Nonetheless, one should not lose sight of the big picture. The two aspects of the new “rule” obviously are vague, and the majority’s statutory interpretation was stretched in many ways. So Marinello is not a work of art. But the case does clearly move in the right direction. The Department of Justice, concerned about the elasticity of the statutory language, initially took a restrained view of when Omnibus Clause prosecutions are appropriate. Over time, however, especially in the last three decades, this restraint eroded.
The majority’s intuition that there must be some limit is right. United States v. Caldwell, 989 F.2d 1056 (9th Cir. 1993), forcefully advanced a similar argument in limiting in the tax context conspiracy prosecutions under 18 U.S.C. sec. 371. It cannot be the case that anything that makes the IRS’s job harder is a felony.

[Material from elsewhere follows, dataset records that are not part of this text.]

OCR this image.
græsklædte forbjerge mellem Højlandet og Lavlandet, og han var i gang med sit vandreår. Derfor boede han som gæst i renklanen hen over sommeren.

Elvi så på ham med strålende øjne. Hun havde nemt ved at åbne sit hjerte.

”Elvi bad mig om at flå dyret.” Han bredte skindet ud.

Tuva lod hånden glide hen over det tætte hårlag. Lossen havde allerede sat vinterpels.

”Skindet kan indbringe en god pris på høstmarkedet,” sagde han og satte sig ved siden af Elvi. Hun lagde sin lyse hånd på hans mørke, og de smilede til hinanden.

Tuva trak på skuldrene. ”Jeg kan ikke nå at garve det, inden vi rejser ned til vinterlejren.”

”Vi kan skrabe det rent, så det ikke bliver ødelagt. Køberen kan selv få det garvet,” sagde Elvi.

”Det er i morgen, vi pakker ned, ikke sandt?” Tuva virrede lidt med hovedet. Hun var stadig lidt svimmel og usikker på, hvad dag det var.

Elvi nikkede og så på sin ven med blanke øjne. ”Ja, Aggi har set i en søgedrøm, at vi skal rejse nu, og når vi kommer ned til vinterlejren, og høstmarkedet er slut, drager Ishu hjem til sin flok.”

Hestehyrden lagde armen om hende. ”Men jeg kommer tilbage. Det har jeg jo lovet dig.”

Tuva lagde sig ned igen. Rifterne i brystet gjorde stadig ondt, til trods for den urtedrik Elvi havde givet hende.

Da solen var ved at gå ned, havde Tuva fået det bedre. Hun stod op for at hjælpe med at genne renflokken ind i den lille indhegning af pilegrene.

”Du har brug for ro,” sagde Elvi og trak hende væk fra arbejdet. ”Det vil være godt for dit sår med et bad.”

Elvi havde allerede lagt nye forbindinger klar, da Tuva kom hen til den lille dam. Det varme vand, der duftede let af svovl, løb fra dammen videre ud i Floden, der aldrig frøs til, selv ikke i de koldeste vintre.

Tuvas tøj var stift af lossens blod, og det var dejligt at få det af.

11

Marinello is important, and salutary, not as carefully chiseled, finely nuanced doctrine, but as a “shot across the prosecutorial bow.” Prosecutors wield great power and, within limits, their exercise of discretion should be respected. Yet Lord Acton’s aphorism about the corrupting effects of power still fairly depicts human nature. We have seen prosecutorial abuse too often in too many contexts. In numerous cases, tax and non-tax alike, the courts have felt it necessary to douse the flames of excessive prosecutorial enthusiasm. I believe that the Court was correct in concluding that situations like Marinello call for the same intervention.